Descrição de chapéu
Copa América

Messi percebe não ter nada a perder e se aproxima de Maradona

Jogador lidera Argentina na Copa América, é expulso e dispara contra Conmebol

Alex Sabino

Cantei porque me deu vontade de cantar”.

Um ato tão simples como acompanhar as palavras do hino nacional antes do jogo fez os argentinos perceberem que aquele não era o Lionel Messi que estavam acostumados a ver. Ele jamais havia feito aquilo antes.

A Copa América dentro de campo acabou mal para a Argentina. Continua o jejum de 26 anos sem títulos. Mas fora das quatro linhas, Messi foi mais maradoniano do que nunca na sua carreira. Até seus colegas de elenco perceberam a diferença.

“Nós não deveríamos fazer parte dessa corrupção”, disse sobre a recusa a ir a campo para receber a medalha pela terceira colocação.

Ainda incomodam os dois possíveis pênaltis não revisados pelo VAR na semifinal, diante do Brasil.

Há a inevitável comparação com a imagem de Maradona insultando o então presidente da Fifa, João Havelange, após a Argentina perder para a Alemanha a final da Copa do Mundo de 1990 graças a uma penalidade inexistente marcada pelo árbitro mexicano Edgardo Codesal.

Alguma chave virou na cabeça de Lionel Messi aos 32 anos. O atacante, que antes carregava um eterno ar de enfado nas entrevistas e que evitava a imprensa a todo custo, se tornou desbocado, sincero e disposto a ser entrevistado. Um Messi irascível foi algo que muitos jamais pensaram ser possível ver.

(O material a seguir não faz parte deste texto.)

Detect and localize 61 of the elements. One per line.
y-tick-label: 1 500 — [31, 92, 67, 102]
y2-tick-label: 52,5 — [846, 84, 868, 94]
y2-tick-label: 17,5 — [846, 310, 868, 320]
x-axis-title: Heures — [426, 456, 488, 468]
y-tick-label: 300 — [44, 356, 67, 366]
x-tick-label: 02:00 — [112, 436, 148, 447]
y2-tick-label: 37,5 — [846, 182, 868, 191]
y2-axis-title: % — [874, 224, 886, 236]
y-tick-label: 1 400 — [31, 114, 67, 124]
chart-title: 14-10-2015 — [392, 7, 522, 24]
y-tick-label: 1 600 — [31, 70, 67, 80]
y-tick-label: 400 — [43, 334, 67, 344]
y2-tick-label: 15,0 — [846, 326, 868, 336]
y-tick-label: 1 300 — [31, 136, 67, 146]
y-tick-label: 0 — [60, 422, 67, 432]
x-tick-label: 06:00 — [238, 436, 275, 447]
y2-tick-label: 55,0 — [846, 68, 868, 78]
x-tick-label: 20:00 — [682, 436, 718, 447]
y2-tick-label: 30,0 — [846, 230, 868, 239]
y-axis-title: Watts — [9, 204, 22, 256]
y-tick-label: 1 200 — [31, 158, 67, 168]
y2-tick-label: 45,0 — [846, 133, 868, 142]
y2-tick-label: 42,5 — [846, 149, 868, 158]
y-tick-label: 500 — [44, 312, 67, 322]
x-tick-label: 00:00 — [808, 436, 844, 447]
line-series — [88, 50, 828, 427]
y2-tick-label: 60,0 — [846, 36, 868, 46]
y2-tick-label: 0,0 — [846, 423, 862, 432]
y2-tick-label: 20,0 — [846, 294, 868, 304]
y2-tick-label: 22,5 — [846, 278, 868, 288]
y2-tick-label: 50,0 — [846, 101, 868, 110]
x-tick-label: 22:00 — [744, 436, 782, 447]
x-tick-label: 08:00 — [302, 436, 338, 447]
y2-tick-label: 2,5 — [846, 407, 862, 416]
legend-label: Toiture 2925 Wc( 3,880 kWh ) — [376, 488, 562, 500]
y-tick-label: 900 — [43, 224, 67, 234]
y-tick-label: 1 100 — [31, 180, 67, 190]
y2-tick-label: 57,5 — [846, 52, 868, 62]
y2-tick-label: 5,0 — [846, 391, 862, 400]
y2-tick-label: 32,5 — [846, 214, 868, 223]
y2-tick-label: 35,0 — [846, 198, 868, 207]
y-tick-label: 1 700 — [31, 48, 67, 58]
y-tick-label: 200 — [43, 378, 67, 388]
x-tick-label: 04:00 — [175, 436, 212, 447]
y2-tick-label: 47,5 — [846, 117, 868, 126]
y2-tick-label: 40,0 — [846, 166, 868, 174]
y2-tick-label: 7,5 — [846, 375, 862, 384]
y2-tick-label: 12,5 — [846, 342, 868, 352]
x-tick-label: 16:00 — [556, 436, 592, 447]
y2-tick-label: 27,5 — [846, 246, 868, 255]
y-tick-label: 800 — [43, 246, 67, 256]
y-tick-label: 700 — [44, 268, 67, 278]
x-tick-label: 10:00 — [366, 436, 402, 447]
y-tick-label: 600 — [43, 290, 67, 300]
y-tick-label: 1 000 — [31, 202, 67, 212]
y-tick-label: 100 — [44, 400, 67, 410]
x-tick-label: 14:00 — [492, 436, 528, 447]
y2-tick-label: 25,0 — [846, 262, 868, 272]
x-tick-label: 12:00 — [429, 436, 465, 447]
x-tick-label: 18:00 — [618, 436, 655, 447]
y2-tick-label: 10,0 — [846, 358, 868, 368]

Lionel Messi durante a partida contra o Brasil pela Copa América 2019
Lionel Messi durante a partida contra o Brasil pela Copa América 2019 - Nelson Almeida/AFP

Talvez tenha percebido, após nove eliminações com a seleção argentina, que ele é Lionel Messi, um dos maiores jogadores da história e cinco vezes eleito melhor do mundo.

Se ele não puder dizer o que lhe vier à cabeça no mundo do futebol, quem mais dirá?

Além dos gols, dos dribles e dos títulos, algo mais o separava do amor da torcida argentina: contestar. Ser mais Maradona o aproximaria da sua gente e o distanciaria da Espanha. Pessoas do seu próprio país ainda dizem que ele é espanhol, não argentino, por ter se mudado para a Europa aos 12 anos. Seus filhos falam catalão e nasceram em Barcelona.

Pouco importa que, 20 anos depois de ter deixado sua cidade natal, Messi ainda fale espanhol com sotaque de Rosário.

A Copa América de 2019 viu um Lionel líder. Algo que antes era inimaginável, já que todos sempre disseram que ele comandava com a bola nos pés e não no discurso. Era uma desculpa para afirmar que o camisa 10 não era bom com as palavras.

Foi Messi quem, depois da derrota na semifinal com o Brasil, reuniu os companheiros no vestiário e afirmou que a missão estava apenas começando. Lembrou que aquele grupo tinha muito a dar. Esse é o mesmo jogador que, ao ser escolhido capitão por Maradona na partida contra a Grécia, na Copa do Mundo de 2010, não conseguiu dizer nada aos colegas antes de entrar em campo.

Na saída do Mineirão na última terça (2), deu também o recado público que a torcida tinha de apoiar a nova geração de jogadores argentinos.

Ele fez apenas um gol no torneio: de pênalti, contra o Paraguai. Mas contra o Brasil teve uma de suas melhores partidas nos últimos tempos pela seleção. Vinha bem na disputa do terceiro lugar até ser expulso após discussão e troca de trombadas com Gary Medel, do Chile.

Messi expulso de campo? Isso é mais coisa de Maradona.

“Acho que o cartão vermelho foi uma revanche pelo que disse depois do jogo contra o Brasil”, disparou na Arena Corinthians.

Ter na cabeça perseguições e que o mundo conspira contra si também faz parte do psicológico do futebol argentino. Diego incentivou essa linha de pensamento algumas vezes na carreira.

Não é nem possível a Conmebol, entidade que teve três ex-presidentes presos por corrupção, reclamar de injustiça nas declarações do argentino neste sábado (6). E ele sabe disso.

O atacante pode ter visto que não há liberdade maior do que perceber que não há nada a perder. O que os dirigentes da Conmebol podem tirar dele? Quem é maior? Alejandro Domínguez, presidente da confederação sul-americana, ou Lionel Messi? Quem o torcedor conhece entre os dois?

Messi percebeu que, calado, não tem nada a ganhar. E pelo menos nisso fez igual ao seu ídolo (e de todos os demais argentinos) Diego Armando Maradona.